К сожалению, расчеты Леонтьева не оправдались. Очередной приступ лихорадки заставил его написать еще одно письмо послу с просьбой о переводе. Игнатьев предложил ему в начале февраля 1871 года временно принять консульство в Салониках (русские называли это место Солунь), где климат был лучше. Леонтьев, измученный болезнью, согласился.

Из-за хлопот с переводом он вынужден был отложить уже намеченный отпуск, когда собирался побывать у матери, а в конце февраля 1871 года 76-летней Феодосии Петровны не стало. Она жила тогда в Петербурге у Владимира Николаевича и Маши, но похоронили ее рядом с церковью в селе Велине, в 12 верстах от Кудинова. Перед смертью она звала Костиньку…

О смерти матери Константин Николаевич узнал еще в Янине. Поначалу он как будто бы не до конца осознал произошедшее.

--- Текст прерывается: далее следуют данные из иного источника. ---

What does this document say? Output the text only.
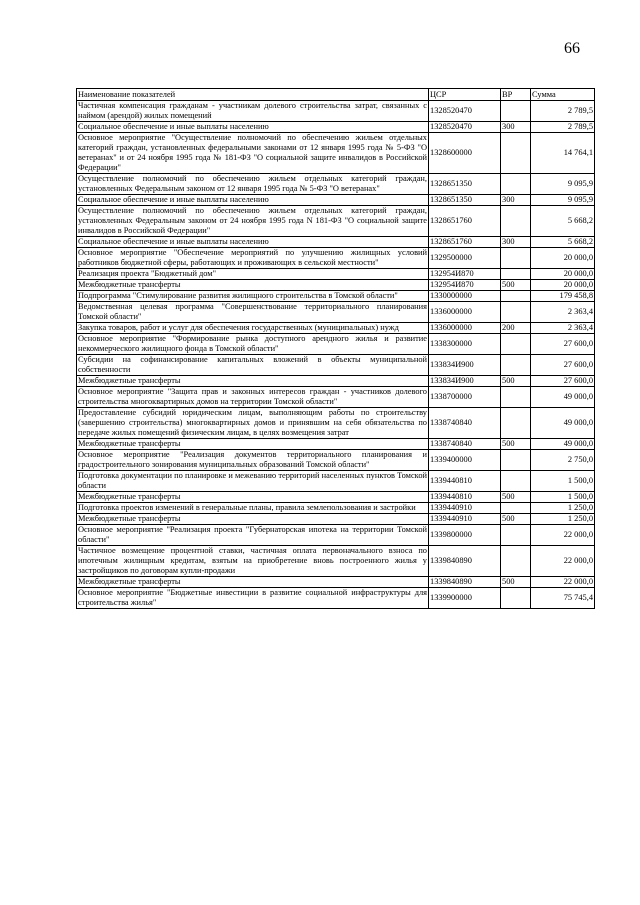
66
Наименование показателей	ЦСР	ВР	Сумма
Частичная компенсация гражданам - участникам долевого строительства затрат, связанных с наймом (арендой) жилых помещений	1328520470		2 789,5
Социальное обеспечение и иные выплаты населению	1328520470	300	2 789,5
Основное мероприятие "Осуществление полномочий по обеспечению жильем отдельных категорий граждан, установленных федеральными законами от 12 января 1995 года № 5-ФЗ "О ветеранах" и от 24 ноября 1995 года № 181-ФЗ "О социальной защите инвалидов в Российской Федерации"	1328600000		14 764,1
Осуществление полномочий по обеспечению жильем отдельных категорий граждан, установленных Федеральным законом от 12 января 1995 года № 5-ФЗ "О ветеранах"	1328651350		9 095,9
Социальное обеспечение и иные выплаты населению	1328651350	300	9 095,9
Осуществление полномочий по обеспечению жильем отдельных категорий граждан, установленных Федеральным законом от 24 ноября 1995 года N 181-ФЗ "О социальной защите инвалидов в Российской Федерации"	1328651760		5 668,2
Социальное обеспечение и иные выплаты населению	1328651760	300	5 668,2
Основное мероприятие "Обеспечение мероприятий по улучшению жилищных условий работников бюджетной сферы, работающих и проживающих в сельской местности"	1329500000		20 000,0
Реализация проекта "Бюджетный дом"	132954И870		20 000,0
Межбюджетные трансферты	132954И870	500	20 000,0
Подпрограмма "Стимулирование развития жилищного строительства в Томской области"	1330000000		179 458,8
Ведомственная целевая программа "Совершенствование территориального планирования Томской области"	1336000000		2 363,4
Закупка товаров, работ и услуг для обеспечения государственных (муниципальных) нужд	1336000000	200	2 363,4
Основное мероприятие "Формирование рынка доступного арендного жилья и развитие некоммерческого жилищного фонда в Томской области"	1338300000		27 600,0
Субсидии на софинансирование капитальных вложений в объекты муниципальной собственности	133834И900		27 600,0
Межбюджетные трансферты	133834И900	500	27 600,0
Основное мероприятие "Защита прав и законных интересов граждан - участников долевого строительства многоквартирных домов на территории Томской области"	1338700000		49 000,0
Предоставление субсидий юридическим лицам, выполняющим работы по строительству (завершению строительства) многоквартирных домов и принявшим на себя обязательства по передаче жилых помещений физическим лицам, в целях возмещения затрат	1338740840		49 000,0
Межбюджетные трансферты	1338740840	500	49 000,0
Основное мероприятие "Реализация документов территориального планирования и градостроительного зонирования муниципальных образований Томской области"	1339400000		2 750,0
Подготовка документации по планировке и межеванию территорий населенных пунктов Томской области	1339440810		1 500,0
Межбюджетные трансферты	1339440810	500	1 500,0
Подготовка проектов изменений в генеральные планы, правила землепользования и застройки	1339440910		1 250,0
Межбюджетные трансферты	1339440910	500	1 250,0
Основное мероприятие "Реализация проекта "Губернаторская ипотека на территории Томской области"	1339800000		22 000,0
Частичное возмещение процентной ставки, частичная оплата первоначального взноса по ипотечным жилищным кредитам, взятым на приобретение вновь построенного жилья у застройщиков по договорам купли-продажи	1339840890		22 000,0
Межбюджетные трансферты	1339840890	500	22 000,0
Основное мероприятие "Бюджетные инвестиции в развитие социальной инфраструктуры для строительства жилья"	1339900000		75 745,4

Горечь утраты пришла позже и уже не отпускала его до конца дней. Зимой же 1871 года обрушившиеся на него испытания — болезнь Лизы, собственное нездоровье, перемены по службе, долги — словно притупили его восприимчивость.

В конце марта Леонтьев сдал дела в Янине и в апреле приехал в Салоники.

В эпоху Византии этот греко-славянский город насчитывал свыше двухсот тысяч жителей и являлся вторым после Константинополя христианским центром империи. Но ко времени Леонтьева от былого греческого могущества не осталось и следа: в нем проживало около ста тысяч жителей, более половины составляли испанские евреи и основным языком города являлся ладино, значительная часть греков уехала, была продана в рабство или уничтожена за прошедшие века. В Салониках появился большой мусульманский квартал Ходжакасым, где проживали турки и отуреченные народы (уроженцем этого места станет знаменитый Мустафа Кемаль Ататюрк, с кем связаны колоссальные перемены в жизни Турции). Но в целом город был более европейским, нежели остальные места службы Леонтьева: улицы заполняли экипажи европейского образца, на берегу моря располагались вполне европейские виллы, у многочисленных магазинов толпились люди, одетые чаще в нелюбимые Леонтьевым сюртуки, чем в фустанеллы… «К. Н-ч с самого приезда туда возненавидел самый город» [374], — вспоминала Маша.